I spent yesterday afternoon with a houseful of good friends celebrating St. Patrick’s day with good food, good whiskey and lots of laughter. I was chided for having not posted recently. I had promised my friend Frank that I would post 2 weeks ago and well… life got in the way. So in answer to the question that I was asked repeatedly yesterday: Yes. I’m okay. Really truly okay.

I’m not really in a church at the moment and yesterday’s party was full of people I’ve gotten to know through my parish over the years. It was a gentle reminder that I can’t stay without a community for too long. Do I miss it? Not yet. Will I? Yes, eventually. Probably sooner rather than later. But right now, I’m where I’m supposed to be. Where is that exactly?
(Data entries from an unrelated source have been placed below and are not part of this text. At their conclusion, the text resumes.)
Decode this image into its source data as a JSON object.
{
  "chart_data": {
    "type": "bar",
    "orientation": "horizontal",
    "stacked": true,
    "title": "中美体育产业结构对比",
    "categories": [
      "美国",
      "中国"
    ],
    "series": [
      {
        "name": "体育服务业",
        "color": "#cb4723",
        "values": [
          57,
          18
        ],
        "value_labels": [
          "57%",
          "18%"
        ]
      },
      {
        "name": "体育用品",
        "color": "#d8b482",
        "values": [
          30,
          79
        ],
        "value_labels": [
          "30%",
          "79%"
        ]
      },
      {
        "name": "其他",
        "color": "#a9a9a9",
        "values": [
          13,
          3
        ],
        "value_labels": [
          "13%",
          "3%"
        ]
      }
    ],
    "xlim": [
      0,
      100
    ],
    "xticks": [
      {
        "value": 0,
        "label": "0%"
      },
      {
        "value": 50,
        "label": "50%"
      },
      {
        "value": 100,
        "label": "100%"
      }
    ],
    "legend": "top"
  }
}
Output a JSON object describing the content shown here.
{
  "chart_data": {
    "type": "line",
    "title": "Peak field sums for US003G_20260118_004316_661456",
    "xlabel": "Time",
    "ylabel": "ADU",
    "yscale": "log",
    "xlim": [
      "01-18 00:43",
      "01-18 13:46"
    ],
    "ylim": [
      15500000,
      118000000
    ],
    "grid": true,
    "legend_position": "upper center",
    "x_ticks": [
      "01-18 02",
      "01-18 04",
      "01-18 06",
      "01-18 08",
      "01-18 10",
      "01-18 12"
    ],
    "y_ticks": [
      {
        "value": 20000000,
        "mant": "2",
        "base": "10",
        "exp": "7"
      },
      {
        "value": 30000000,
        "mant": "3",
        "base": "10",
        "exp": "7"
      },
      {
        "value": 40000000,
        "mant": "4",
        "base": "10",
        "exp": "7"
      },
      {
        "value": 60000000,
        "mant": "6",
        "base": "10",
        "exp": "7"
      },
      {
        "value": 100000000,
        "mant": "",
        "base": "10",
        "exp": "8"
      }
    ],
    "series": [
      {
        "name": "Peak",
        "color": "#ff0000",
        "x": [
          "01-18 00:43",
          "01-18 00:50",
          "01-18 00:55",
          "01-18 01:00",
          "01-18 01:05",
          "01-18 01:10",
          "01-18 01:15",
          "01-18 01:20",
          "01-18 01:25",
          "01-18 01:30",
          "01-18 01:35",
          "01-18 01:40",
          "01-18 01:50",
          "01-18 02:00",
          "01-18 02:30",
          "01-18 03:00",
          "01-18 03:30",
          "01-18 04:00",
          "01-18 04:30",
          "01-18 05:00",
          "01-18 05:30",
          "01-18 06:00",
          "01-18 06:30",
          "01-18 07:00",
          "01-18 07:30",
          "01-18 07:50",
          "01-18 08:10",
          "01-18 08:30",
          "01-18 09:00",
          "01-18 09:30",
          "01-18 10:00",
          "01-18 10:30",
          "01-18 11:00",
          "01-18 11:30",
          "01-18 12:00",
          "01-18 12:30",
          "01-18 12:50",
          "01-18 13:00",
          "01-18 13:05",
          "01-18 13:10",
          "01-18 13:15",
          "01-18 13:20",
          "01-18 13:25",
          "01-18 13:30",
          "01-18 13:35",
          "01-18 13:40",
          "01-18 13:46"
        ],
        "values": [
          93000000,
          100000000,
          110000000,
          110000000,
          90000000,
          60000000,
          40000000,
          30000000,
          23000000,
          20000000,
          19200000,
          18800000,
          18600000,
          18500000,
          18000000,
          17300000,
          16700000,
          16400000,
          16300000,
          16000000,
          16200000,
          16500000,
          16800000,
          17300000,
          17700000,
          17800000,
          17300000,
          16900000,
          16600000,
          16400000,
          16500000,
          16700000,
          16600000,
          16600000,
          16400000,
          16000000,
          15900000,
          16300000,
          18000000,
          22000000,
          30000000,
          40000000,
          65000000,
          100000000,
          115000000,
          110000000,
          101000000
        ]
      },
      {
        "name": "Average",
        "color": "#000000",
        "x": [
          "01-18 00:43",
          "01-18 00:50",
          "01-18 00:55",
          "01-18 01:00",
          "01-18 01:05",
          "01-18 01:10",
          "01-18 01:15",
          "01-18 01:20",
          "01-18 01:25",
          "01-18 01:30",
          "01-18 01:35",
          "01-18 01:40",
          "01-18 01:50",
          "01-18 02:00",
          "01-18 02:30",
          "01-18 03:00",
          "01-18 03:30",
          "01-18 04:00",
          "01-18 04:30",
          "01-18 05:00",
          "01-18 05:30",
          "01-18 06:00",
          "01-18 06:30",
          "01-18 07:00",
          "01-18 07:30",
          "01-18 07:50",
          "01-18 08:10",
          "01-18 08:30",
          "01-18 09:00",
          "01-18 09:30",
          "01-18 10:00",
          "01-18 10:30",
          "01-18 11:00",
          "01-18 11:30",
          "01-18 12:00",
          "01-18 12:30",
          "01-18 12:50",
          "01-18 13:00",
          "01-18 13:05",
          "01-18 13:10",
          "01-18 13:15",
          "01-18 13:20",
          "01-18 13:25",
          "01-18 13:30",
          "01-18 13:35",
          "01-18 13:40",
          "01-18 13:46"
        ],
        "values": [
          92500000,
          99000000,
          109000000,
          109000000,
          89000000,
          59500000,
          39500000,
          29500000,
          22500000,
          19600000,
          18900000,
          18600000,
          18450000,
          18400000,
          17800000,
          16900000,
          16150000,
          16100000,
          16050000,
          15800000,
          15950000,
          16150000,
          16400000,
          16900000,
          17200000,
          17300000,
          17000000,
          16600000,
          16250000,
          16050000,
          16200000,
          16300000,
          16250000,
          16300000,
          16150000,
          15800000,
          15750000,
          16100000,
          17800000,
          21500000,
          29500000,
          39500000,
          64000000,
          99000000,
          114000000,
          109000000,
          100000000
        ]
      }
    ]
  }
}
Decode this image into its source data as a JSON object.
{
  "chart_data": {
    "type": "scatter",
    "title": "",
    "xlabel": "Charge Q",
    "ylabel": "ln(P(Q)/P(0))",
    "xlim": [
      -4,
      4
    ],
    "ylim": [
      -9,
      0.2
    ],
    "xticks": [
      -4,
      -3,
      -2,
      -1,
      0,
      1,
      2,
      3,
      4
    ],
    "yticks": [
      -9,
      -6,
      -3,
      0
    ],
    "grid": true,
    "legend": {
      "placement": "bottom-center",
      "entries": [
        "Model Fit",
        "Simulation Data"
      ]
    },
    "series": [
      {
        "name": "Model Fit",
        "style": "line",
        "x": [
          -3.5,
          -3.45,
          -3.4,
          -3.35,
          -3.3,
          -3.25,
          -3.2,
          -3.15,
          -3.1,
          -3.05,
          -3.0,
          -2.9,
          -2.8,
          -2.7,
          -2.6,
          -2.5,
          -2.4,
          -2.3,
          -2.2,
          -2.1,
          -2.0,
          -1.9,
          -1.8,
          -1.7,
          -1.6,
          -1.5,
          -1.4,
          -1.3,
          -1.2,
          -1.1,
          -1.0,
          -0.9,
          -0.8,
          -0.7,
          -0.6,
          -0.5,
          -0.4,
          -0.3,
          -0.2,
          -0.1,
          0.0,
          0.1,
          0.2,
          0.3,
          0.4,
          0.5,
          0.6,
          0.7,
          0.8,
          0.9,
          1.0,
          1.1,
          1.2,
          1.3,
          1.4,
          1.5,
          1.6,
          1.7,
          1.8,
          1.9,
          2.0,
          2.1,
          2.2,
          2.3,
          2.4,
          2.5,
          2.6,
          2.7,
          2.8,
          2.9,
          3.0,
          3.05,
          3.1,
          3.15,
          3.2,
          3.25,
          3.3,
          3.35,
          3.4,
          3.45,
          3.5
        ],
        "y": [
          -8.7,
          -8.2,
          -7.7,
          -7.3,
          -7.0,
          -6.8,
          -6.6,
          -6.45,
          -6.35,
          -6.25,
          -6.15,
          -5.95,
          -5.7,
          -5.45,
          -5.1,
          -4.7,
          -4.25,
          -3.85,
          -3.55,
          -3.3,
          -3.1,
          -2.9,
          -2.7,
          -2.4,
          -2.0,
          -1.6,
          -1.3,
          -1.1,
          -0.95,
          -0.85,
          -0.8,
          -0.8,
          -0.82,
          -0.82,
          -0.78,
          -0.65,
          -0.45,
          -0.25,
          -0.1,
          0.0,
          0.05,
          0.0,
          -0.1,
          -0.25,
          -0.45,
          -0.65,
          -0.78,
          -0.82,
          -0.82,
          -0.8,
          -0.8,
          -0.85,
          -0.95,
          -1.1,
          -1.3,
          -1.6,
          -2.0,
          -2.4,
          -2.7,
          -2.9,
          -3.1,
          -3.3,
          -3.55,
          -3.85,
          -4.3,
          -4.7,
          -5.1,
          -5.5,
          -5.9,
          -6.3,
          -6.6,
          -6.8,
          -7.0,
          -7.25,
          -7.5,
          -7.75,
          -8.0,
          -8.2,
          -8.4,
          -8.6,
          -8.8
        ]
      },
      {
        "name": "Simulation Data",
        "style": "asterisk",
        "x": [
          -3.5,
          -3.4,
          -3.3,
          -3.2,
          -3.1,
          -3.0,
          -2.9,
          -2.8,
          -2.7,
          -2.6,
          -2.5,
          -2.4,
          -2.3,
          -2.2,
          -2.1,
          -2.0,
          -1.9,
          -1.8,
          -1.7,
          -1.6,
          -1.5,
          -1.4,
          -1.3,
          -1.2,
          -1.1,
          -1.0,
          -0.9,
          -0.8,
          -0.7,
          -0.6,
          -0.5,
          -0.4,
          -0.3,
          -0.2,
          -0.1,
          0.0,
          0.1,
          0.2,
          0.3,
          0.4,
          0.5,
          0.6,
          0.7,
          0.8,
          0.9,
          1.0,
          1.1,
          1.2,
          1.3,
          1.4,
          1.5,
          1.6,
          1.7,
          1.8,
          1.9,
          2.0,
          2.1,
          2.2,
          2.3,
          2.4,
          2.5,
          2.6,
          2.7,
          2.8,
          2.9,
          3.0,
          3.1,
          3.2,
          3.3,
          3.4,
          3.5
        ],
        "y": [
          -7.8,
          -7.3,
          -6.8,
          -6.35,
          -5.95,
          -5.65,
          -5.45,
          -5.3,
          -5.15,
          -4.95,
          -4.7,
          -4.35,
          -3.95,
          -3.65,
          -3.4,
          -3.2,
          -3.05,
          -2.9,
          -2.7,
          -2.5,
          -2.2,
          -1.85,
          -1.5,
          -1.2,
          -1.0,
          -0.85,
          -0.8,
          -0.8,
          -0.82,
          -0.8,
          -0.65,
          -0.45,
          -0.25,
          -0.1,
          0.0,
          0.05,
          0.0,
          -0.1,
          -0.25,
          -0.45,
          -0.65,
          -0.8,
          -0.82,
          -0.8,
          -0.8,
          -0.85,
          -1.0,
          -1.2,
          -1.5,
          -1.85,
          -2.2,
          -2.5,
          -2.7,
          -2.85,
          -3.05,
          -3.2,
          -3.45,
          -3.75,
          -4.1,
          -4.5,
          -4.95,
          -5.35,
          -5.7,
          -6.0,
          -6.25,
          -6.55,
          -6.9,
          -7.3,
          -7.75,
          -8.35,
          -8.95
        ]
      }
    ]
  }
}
I suppose this is my desert, my time and space to be alone with God.

If you’ve been reading my scribbling long enough, you know I have my share of issues with God as well as my issues with Mother Church. Trying to separate the two finally became impossible to juggle. It filtered through my thick skull that trying to figure out where I stand as far church without understanding where I stand with God is quite simply a waste of time.

Life always comes down to the same question. Where am I with God right now? In a very strange new place. I’m not entirely sure that I like it but I haven’t run screaming either so I suppose there’s something to be said for that. I’ve spent so many years locked into a fight-or-flight stance with God that giving it up, is well…. a little terrifying. I’ve made my disquiet about it very well known, probably a hundred times a day. That level of honesty is something new for me.

It’s not like I’ve never let Him know when I’m afraid. Many a night I stayed up all night when the marriage went to hell, when Eugene was sick, when my eyes went haywire and I was afraid that one morning I’d just wake up blind. He’s heard about all of it. Not that I would dare to think He was going to step in to fix it but He was the only one awake and listening at 3 in the morning.

And it’s not like I’ve never let God know when I’m pissed off. I’ve cussed Him a blue streak. In several languages. But instead of hanging around for an answer, I’d usually end up screaming, “Go away and leave me alone!” I was so furious with Him, I kicked the door shut between us and slammed and threw things and broke things. Like a kid who had a really bad day, I threw a full scale temper tantrum.

And when I got tired of running, tired of fighting and tired of yelling, I sat there in the middle of the broken mess that I’d made of my life and realized that He was standing there at the door.
Waiting.
Patiently.
I don’t know what I expected exactly. Anger? Annoyance? Disappointment?Impatience at the very least. Compassion and gentleness weren’t exactly at the top of the list.

So for the last couple years, I may have opened the door but I’ve been pacing in circles. Watching Him. Waiting for even a flicker of trouble. Little by little the conversation became less one-sided. The anger, the impatience, the disappointment that I expected from Him never materialized.

Now, I’ve stopped pacing. I can say what I think. I can say what I feel. I still flinch. But at least I can say it. I could finally say the one thing I never would. “I’m afraid of You.”

There was no argument to the contrary. No attempt at persuasion. His response was simply, “I know.”

So here we are, in this strange new place where blatant honesty is not only acceptable but expected. It’s a little unnerving. But it’s okay. We’re okay.

See I have a thing about doors. I know where they are. Always. I know if they’re closed or not. I know if they’re locked or not. I know how many steps are between me and the door. Most importantly, when anyone is between me and the door, I how much I trust them.

He’s in the room.
We’re talking.
And I’ve quit counting the steps to the door.